On Wed, Jun 30, 2021 at 12:47 PM Neal Gompa <ngompa13@gmail.com> wrote:
On Wed, Jun 30, 2021 at 7:43 AM Ian McInerney <ian.s.mcinerney@ieee.org> wrote:
>
> On Tue, Jun 29, 2021 at 9:26 PM Ben Cotton <bcotton@redhat.com> wrote:
>>
>> https://fedoraproject.org/wiki/Changes/Filtered_Flathub_Applications
>>
>> == Summary ==
>> Enabling third-party repositories will now create a Flathub remote
>> that is a filtered view of Flathub.
>>
>>
>> == Detailed Description ==
>> '''''Note that this proposal is about user experience, procedures, and
>> technology - the high-level concept has already been discussed and
>> approved by the Fedora Council and FESCO.'''''
>>
>> Enabling third-party repositories will now create a Flathub remote
>> that is a filtered view of Flathub. This means that applications on
>> Flathub that have been explicitly approved (by a new process proposed
>> here) will be available in GNOME Software and on the
>> <code>flatpak</code> command line. If the user follows following the
>> instructions on https://flatpak.org/setup/Fedora/, then the filter is
>> removed, and the user gets a full view of Flathub.
>>
>> Roughly speaking, the criteria for including software is a) will not
>> cause legal or other problems for Fedora to point to b) does not
>> overlap Fedora Flatpaks or software in Fedora that could easily be
>> made into a Flatpak c) works reasonably well. For Fedora 35, We expect
>> to include all software from the top 50 most popular applications on
>> Flathub that meet these criteria plus selected other software of
>> interest to the Fedora target audience - Fedora community members are
>> welcome to propose additions.
>
>
> Does this mean that FESCO is now forcing Fedora packagers to maintain Fedora Flatpaks and respond to their related issues when many of them seem to be created without the packagers' knowledge/consent, and there is no documentation in the packaging guidelines/wiki about how to actually do anything for them, or information about where the manifests for them actually live?
>

Of course not. This is a criteria for what we permit through the
filter from Flathub. The idea is that nothing we offer from Flathub
should be possible to ship in Fedora itself. That is, it's truly only
possible to be available as a third-party app.
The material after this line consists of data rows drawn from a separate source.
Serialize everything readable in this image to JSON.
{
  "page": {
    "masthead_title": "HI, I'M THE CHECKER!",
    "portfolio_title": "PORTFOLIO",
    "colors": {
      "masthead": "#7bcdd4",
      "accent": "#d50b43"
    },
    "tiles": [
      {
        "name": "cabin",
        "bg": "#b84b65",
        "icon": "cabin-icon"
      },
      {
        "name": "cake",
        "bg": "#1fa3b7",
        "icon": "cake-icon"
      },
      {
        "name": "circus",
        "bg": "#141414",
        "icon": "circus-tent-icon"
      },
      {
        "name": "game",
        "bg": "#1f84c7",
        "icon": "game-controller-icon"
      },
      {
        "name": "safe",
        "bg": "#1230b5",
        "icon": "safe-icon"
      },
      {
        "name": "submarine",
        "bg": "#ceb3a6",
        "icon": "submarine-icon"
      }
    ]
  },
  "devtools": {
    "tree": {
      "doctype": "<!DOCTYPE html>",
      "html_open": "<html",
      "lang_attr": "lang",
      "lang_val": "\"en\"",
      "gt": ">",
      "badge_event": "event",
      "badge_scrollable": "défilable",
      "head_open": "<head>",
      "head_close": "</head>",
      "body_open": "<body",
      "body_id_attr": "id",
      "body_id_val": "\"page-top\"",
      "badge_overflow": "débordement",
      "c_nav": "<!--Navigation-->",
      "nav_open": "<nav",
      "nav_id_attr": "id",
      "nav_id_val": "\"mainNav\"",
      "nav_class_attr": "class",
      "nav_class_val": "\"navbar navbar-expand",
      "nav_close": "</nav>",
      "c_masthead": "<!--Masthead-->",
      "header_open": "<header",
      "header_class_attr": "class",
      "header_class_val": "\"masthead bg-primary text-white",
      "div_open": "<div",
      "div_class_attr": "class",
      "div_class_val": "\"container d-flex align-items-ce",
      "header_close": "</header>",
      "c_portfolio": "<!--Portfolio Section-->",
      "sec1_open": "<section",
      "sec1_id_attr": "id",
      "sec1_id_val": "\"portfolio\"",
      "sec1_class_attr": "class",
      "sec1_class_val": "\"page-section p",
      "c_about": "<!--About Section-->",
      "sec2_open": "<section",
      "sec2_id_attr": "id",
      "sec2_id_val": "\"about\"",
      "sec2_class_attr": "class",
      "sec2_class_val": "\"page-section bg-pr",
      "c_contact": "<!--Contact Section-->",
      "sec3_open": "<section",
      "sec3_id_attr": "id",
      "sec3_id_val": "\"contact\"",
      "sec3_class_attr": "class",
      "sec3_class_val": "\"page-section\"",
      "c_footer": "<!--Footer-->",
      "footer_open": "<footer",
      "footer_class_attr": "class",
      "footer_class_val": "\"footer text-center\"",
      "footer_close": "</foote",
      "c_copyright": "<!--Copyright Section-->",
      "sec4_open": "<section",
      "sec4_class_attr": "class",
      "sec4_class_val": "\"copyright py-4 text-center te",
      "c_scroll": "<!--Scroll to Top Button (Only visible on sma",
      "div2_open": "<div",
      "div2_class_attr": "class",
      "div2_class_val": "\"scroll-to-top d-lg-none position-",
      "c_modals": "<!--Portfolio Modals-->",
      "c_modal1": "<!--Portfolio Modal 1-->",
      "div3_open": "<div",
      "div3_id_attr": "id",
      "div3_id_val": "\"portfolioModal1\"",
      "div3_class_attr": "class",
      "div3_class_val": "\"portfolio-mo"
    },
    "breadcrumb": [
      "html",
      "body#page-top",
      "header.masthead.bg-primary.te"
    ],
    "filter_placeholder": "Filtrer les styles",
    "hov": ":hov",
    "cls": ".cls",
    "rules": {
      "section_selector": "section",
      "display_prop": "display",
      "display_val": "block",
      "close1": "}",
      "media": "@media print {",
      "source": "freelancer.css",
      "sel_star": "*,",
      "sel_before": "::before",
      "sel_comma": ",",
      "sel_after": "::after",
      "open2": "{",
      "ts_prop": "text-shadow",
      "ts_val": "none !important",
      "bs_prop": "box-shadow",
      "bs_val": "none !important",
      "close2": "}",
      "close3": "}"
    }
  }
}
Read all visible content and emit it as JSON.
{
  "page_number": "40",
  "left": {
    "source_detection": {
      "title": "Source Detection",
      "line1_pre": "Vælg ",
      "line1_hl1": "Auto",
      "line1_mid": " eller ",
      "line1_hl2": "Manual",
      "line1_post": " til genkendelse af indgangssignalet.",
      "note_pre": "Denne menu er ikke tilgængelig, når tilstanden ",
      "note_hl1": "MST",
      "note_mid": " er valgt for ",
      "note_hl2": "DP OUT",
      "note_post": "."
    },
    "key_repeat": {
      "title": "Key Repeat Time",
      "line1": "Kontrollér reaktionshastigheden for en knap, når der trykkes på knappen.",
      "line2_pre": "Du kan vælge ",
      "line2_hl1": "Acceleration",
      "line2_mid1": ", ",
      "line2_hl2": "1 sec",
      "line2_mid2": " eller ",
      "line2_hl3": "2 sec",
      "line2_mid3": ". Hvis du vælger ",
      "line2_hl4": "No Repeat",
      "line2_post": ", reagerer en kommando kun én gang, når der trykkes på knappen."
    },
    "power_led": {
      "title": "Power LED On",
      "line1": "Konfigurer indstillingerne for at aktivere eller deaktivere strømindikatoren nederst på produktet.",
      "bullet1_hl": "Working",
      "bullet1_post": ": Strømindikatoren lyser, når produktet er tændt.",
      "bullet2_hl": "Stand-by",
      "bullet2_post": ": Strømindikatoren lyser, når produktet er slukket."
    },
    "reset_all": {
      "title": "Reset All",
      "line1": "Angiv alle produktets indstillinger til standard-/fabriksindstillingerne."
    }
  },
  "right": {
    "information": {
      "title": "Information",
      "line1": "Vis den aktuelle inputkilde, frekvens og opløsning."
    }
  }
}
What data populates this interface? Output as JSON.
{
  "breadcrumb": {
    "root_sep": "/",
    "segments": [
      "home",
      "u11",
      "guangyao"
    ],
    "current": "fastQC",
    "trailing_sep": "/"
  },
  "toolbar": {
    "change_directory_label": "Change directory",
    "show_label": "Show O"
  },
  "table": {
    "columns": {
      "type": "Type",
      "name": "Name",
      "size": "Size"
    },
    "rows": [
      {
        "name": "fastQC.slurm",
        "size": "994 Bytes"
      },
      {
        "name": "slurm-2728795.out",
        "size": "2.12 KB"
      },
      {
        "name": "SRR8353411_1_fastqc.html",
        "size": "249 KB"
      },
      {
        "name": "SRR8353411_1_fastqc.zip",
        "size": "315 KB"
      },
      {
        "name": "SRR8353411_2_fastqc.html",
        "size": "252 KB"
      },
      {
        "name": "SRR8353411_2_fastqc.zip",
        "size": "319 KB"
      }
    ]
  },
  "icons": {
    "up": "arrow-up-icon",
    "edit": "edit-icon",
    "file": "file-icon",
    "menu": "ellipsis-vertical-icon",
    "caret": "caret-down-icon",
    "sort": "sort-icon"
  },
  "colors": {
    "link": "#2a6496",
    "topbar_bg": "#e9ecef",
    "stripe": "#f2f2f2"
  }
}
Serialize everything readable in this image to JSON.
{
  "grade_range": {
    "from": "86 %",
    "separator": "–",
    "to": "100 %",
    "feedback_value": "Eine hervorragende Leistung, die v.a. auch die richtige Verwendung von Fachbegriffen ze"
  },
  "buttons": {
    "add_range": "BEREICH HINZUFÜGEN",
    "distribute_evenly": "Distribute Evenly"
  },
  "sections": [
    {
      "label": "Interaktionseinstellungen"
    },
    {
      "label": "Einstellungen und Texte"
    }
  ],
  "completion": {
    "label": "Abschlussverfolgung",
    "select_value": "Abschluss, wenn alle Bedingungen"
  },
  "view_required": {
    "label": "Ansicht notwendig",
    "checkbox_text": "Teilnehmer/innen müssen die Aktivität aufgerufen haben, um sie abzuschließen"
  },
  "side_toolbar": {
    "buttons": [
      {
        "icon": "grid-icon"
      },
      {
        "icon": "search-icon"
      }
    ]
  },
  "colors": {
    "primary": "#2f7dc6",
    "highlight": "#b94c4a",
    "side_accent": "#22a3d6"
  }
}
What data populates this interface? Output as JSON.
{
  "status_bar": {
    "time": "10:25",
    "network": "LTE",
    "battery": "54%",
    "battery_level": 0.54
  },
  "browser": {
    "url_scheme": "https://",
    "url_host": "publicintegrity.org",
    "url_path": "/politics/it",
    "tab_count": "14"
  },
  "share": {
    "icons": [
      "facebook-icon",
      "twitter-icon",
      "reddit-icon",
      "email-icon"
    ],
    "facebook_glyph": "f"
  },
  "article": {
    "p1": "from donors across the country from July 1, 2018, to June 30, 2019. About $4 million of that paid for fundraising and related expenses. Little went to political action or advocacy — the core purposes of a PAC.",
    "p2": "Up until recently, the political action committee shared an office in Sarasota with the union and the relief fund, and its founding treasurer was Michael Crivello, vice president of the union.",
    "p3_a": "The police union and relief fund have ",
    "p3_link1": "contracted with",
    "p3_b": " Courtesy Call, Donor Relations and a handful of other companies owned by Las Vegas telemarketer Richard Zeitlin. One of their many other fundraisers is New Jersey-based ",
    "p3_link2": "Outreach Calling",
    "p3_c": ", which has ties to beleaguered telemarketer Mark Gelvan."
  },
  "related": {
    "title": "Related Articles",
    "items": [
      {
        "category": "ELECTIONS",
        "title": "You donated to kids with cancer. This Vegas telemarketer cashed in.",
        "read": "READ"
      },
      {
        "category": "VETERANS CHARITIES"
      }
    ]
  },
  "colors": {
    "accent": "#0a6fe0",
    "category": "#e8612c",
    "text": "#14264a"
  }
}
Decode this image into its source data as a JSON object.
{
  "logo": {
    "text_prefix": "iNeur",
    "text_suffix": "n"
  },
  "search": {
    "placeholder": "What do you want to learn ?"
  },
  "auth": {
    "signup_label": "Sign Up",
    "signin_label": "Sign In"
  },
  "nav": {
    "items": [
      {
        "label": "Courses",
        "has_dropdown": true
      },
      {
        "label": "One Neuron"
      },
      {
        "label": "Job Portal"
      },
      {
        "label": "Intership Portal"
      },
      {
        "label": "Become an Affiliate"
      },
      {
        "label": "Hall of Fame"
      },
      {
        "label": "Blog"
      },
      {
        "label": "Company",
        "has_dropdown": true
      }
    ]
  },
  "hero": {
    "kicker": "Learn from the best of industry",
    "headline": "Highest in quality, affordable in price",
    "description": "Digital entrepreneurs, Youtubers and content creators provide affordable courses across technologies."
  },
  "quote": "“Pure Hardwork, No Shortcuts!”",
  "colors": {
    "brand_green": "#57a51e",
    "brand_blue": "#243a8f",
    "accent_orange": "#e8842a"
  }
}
Basically, if something is available in Fedora, it *cannot* be
available through Flathub by default.

But that is exactly why it seems to me packagers are being forced to care about the Fedora Flatpaks. Take the Audacity package as an example (since I am one of the people maintaining it). There is a usable Flatpak for it on Flathub, and I as a packager don't want to need to learn the Fedora systems to build and maintain a Fedora Flatpak for it (since there seems to be little to no documentation on how to do it). According to this policy - since there is an Audacity package in Fedora, the Flathub version couldn't be included. If we don't have a maintained version of the Flatpak in Fedora, then why are we blocking it from Flathub?